Early models of barrier shields[5] demonstrated their potential utility in reducing large droplet spread.[6] Our human fluorescent droplet visualisation model allows for direct visual confirmation that the large droplets can be retained within the confines of the box reducing risk to operators on splash exposure of infectious droplets. While there have been many studies on cough and sneezing simulation for droplet spread especially in the context of COVID-19,[7-9] as far as we are aware, this is the first time that droplet spread from coughing has been assessed from supine position. This is more physiologically representative of the working conditions of the interventional radiology theatre, where the greatest risk is likely to be from the patient coughing directly beside the operator during aerosol generating procedures. For smaller non-visible micro-aerosols generated during coughing, a flow dynamics study[10] utilising the same barrier shield has estimated greater than 99% reduction of airborne particulates in the 1–500 µm range.

After 200 cycles of cleaning utilising commonly available hospital disinfectants, the material used for the shield did not demonstrate any significant drop in optical clarity. The maintenance of the optical clarity is important for visualisation of the airway structures during procedures.

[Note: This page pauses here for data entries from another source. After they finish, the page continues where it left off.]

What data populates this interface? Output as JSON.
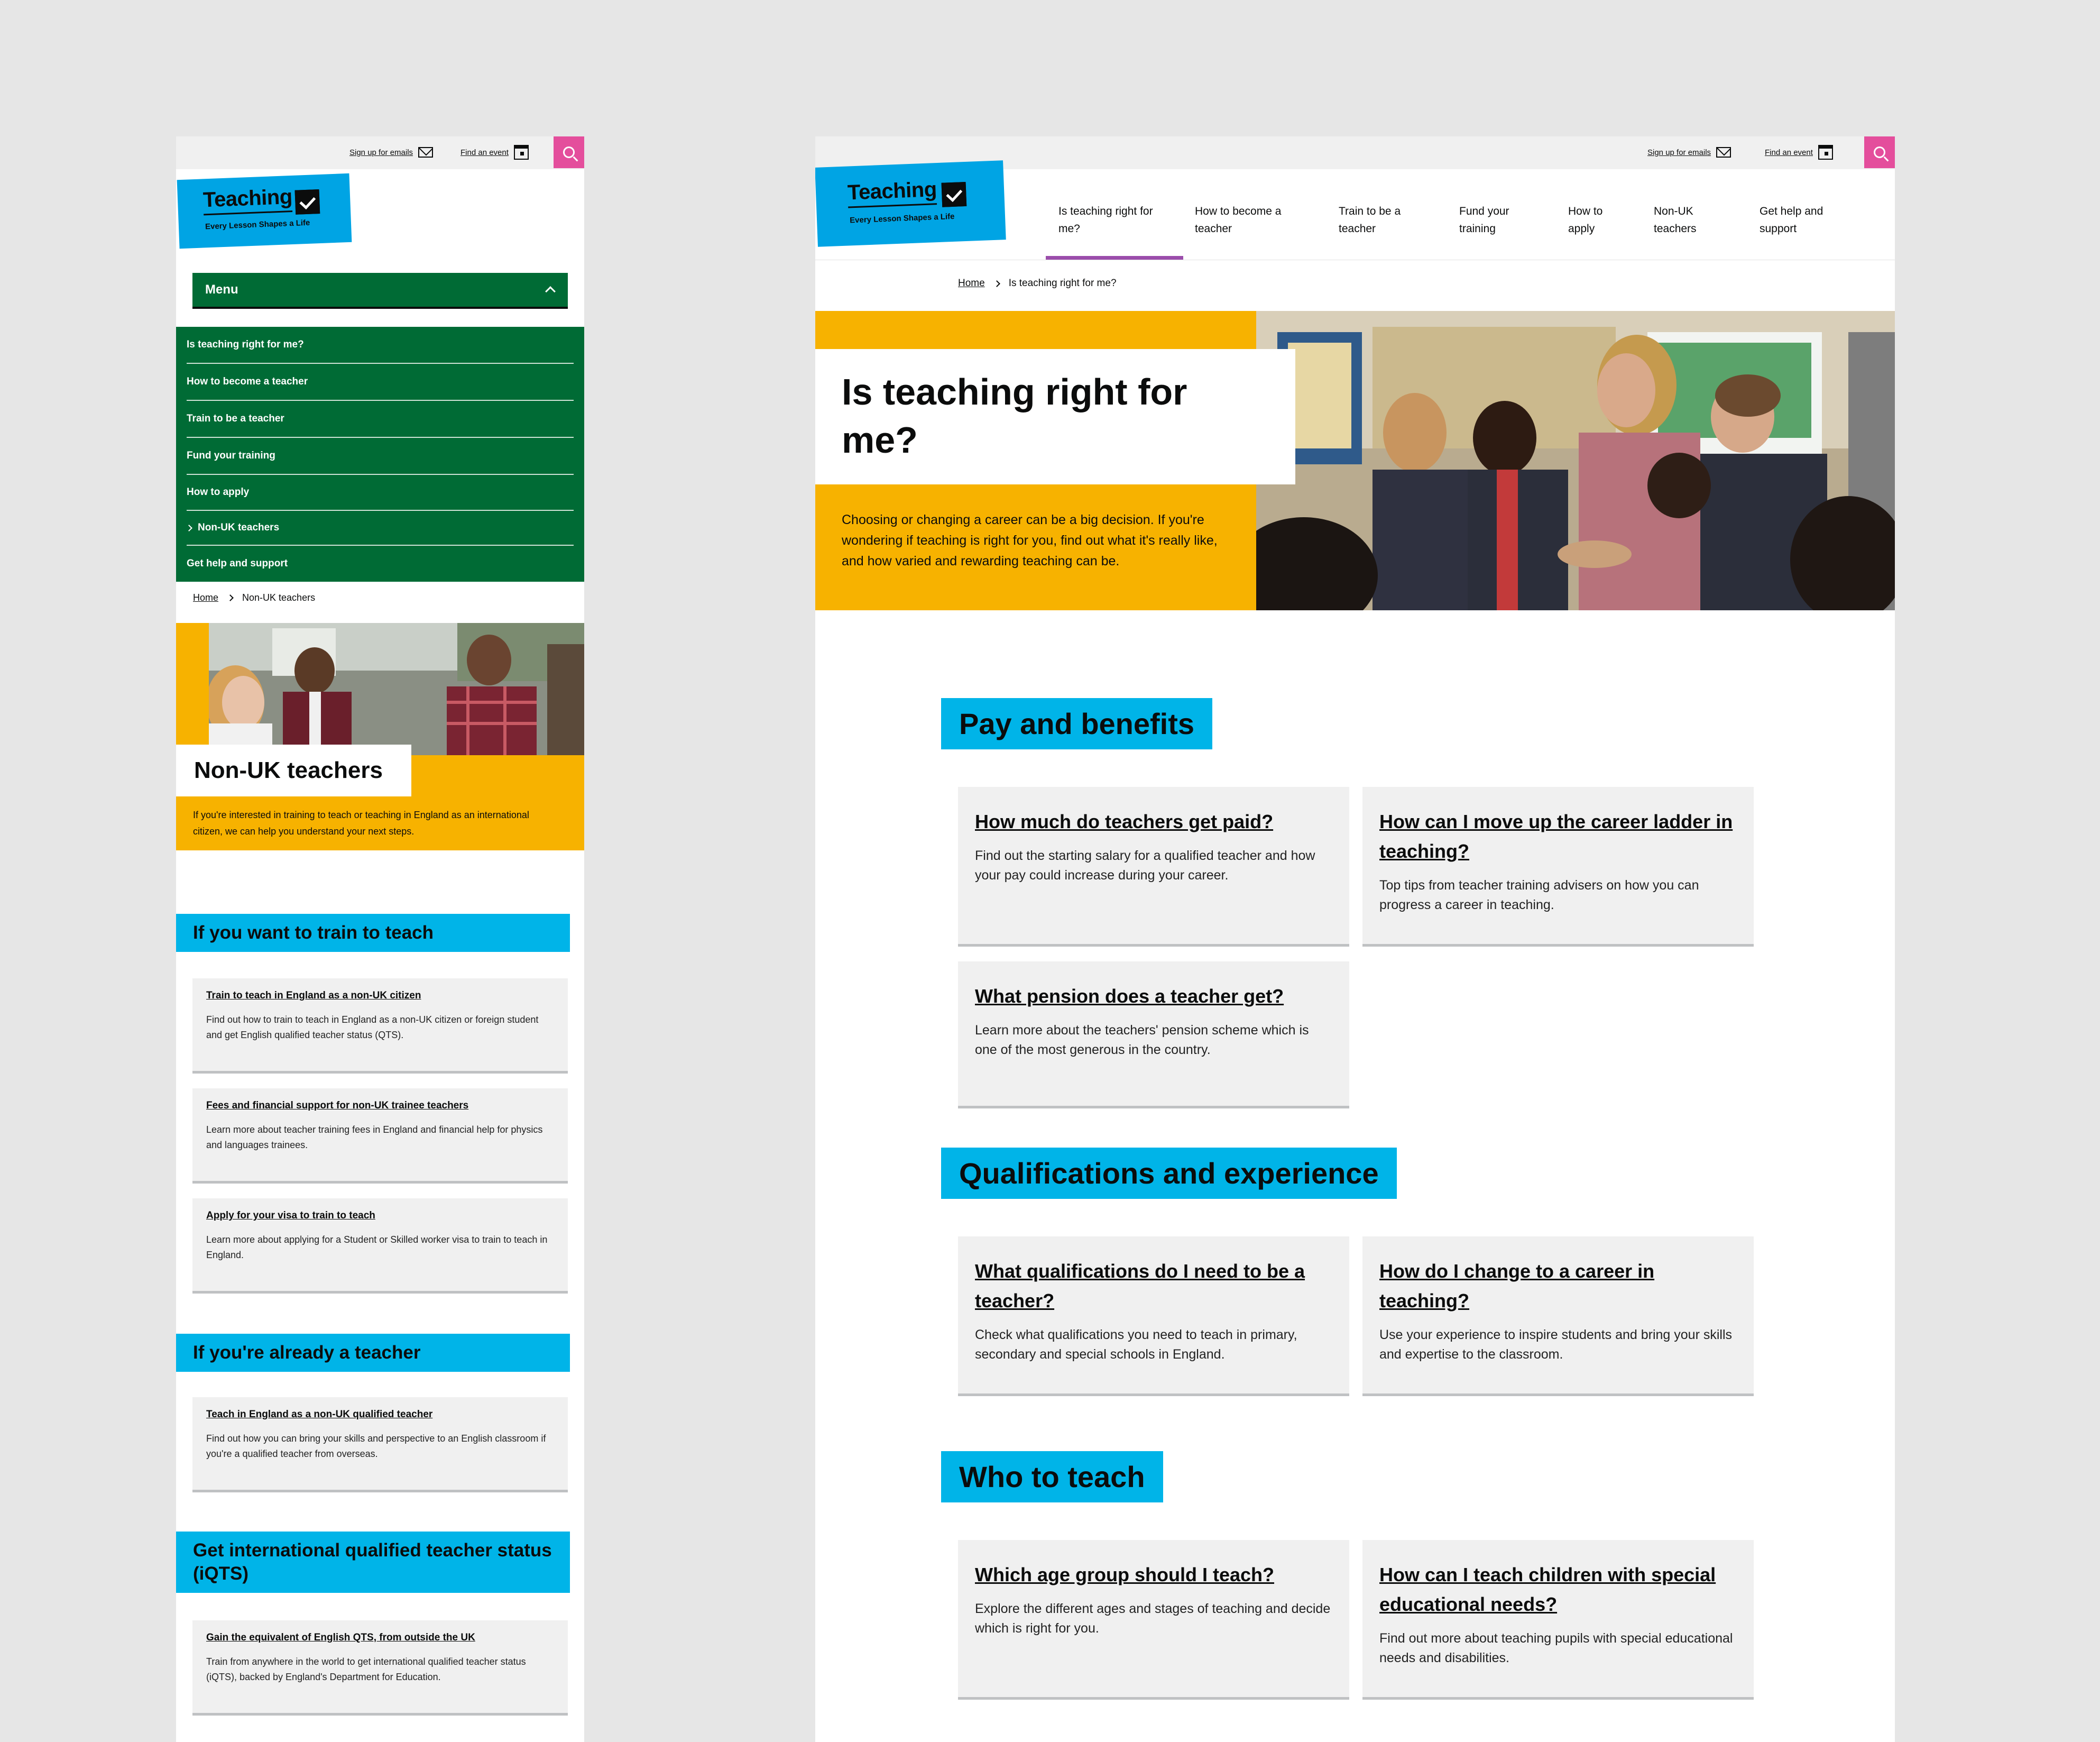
{
  "utility": {
    "signup": "Sign up for emails",
    "event": "Find an event"
  },
  "logo": {
    "word": "Teaching",
    "tagline": "Every Lesson Shapes a Life"
  },
  "mobile": {
    "menu_label": "Menu",
    "menu_items": [
      "Is teaching right for me?",
      "How to become a teacher",
      "Train to be a teacher",
      "Fund your training",
      "How to apply",
      "Non-UK teachers",
      "Get help and support"
    ],
    "breadcrumb_home": "Home",
    "breadcrumb_current": "Non-UK teachers",
    "page_title": "Non-UK teachers",
    "intro": "If you're interested in training to teach or teaching in England as an international citizen, we can help you understand your next steps.",
    "sections": [
      {
        "heading": "If you want to train to teach",
        "cards": [
          {
            "title": "Train to teach in England as a non-UK citizen",
            "desc": "Find out how to train to teach in England as a non-UK citizen or foreign student and get English qualified teacher status (QTS)."
          },
          {
            "title": "Fees and financial support for non-UK trainee teachers",
            "desc": "Learn more about teacher training fees in England and financial help for physics and languages trainees."
          },
          {
            "title": "Apply for your visa to train to teach",
            "desc": "Learn more about applying for a Student or Skilled worker visa to train to teach in England."
          }
        ]
      },
      {
        "heading": "If you're already a teacher",
        "cards": [
          {
            "title": "Teach in England as a non-UK qualified teacher",
            "desc": "Find out how you can bring your skills and perspective to an English classroom if you're a qualified teacher from overseas."
          }
        ]
      },
      {
        "heading": "Get international qualified teacher status (iQTS)",
        "cards": [
          {
            "title": "Gain the equivalent of English QTS, from outside the UK",
            "desc": "Train from anywhere in the world to get international qualified teacher status (iQTS), backed by England's Department for Education."
          }
        ]
      }
    ]
  },
  "desktop": {
    "nav": [
      "Is teaching right for me?",
      "How to become a teacher",
      "Train to be a teacher",
      "Fund your training",
      "How to apply",
      "Non-UK teachers",
      "Get help and support"
    ],
    "breadcrumb_home": "Home",
    "breadcrumb_current": "Is teaching right for me?",
    "page_title": "Is teaching right for me?",
    "intro": "Choosing or changing a career can be a big decision. If you're wondering if teaching is right for you, find out what it's really like, and how varied and rewarding teaching can be.",
    "sections": [
      {
        "heading": "Pay and benefits",
        "cards": [
          {
            "title": "How much do teachers get paid?",
            "desc": "Find out the starting salary for a qualified teacher and how your pay could increase during your career."
          },
          {
            "title": "How can I move up the career ladder in teaching?",
            "desc": "Top tips from teacher training advisers on how you can progress a career in teaching."
          },
          {
            "title": "What pension does a teacher get?",
            "desc": "Learn more about the teachers' pension scheme which is one of the most generous in the country."
          }
        ]
      },
      {
        "heading": "Qualifications and experience",
        "cards": [
          {
            "title": "What qualifications do I need to be a teacher?",
            "desc": "Check what qualifications you need to teach in primary, secondary and special schools in England."
          },
          {
            "title": "How do I change to a career in teaching?",
            "desc": "Use your experience to inspire students and bring your skills and expertise to the classroom."
          }
        ]
      },
      {
        "heading": "Who to teach",
        "cards": [
          {
            "title": "Which age group should I teach?",
            "desc": "Explore the different ages and stages of teaching and decide which is right for you."
          },
          {
            "title": "How can I teach children with special educational needs?",
            "desc": "Find out more about teaching pupils with special educational needs and disabilities."
          }
        ]
      }
    ]
  },
  "colors": {
    "brand_blue": "#00a4e4",
    "section_blue": "#00b4e8",
    "menu_green": "#006b35",
    "accent_yellow": "#f7b200",
    "search_pink": "#e44e9c",
    "nav_active": "#9b4dab"
  }
}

Among the 60 paired subjective examinations of line-pair resolution, only one paired exam on acquisition was noted to have a one-step decrease in line-pair suggesting that the addition of the Shield is unlikely to have a significant impact on day-to-day fine resolution requirements. 10 out of 12 reviewers were also unable to discern any difference in spatial or contrast resolution with and without the use of the Shield. The minor differences observed by the two outlying observers may be of doubtful significance in routine use. There was no statistical evidence to show that overall CNR decreases with the use of the Shield.

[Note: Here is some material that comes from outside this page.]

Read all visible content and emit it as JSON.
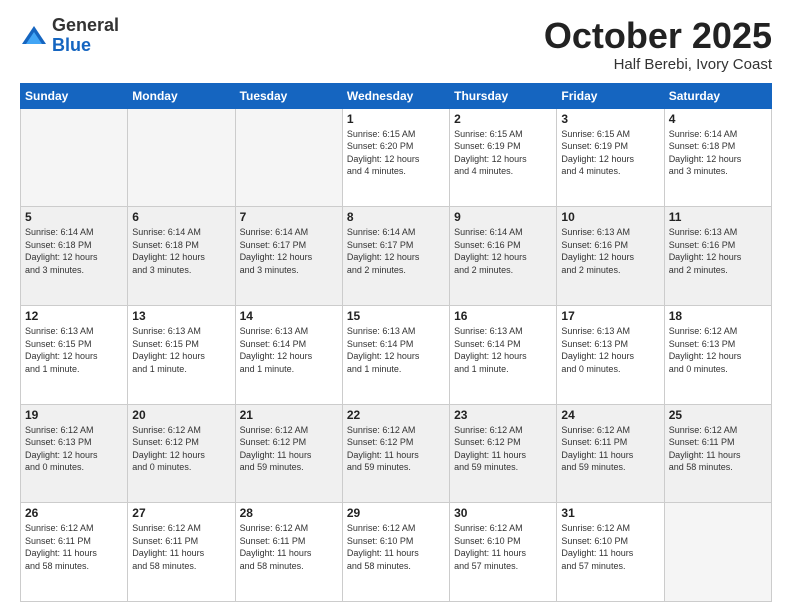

The Shield itself does minimally contribute to the increase in radiation dose; however, the predominant cause of dose increase arises from the increased air gap between object and detector distance rather than the addition of the Shield. An option to reduce radiation dosage to patients would be to utilise the Shield for the initial intervention and subsequently switching to a smaller barrier shield like SIR HELMET[11] to reduce radiation dose and increase ACH rates when access to airway is no longer required. For procedures involving the lower thorax, abdomen or lower limbs, the use of the barrier shield should not result in any clinical change of the positioning of the image intensifier and therefore should not result in any change in radiation dose.

Previous studies have documented extensive air, surface environmental and personal protective equipment contamination by symptomatic COVID-19 patients.[12] By incorporating the use of a negative pressure barrier shield into routine practice on high-risk patients would provide an additional layer of protection to frontline healthcare workers against airborne/aerosolised pathogens and reduce environmental contamination. This would enable healthcare workers to perform their duties with greater peace of mind and reduced cognitive-load stress.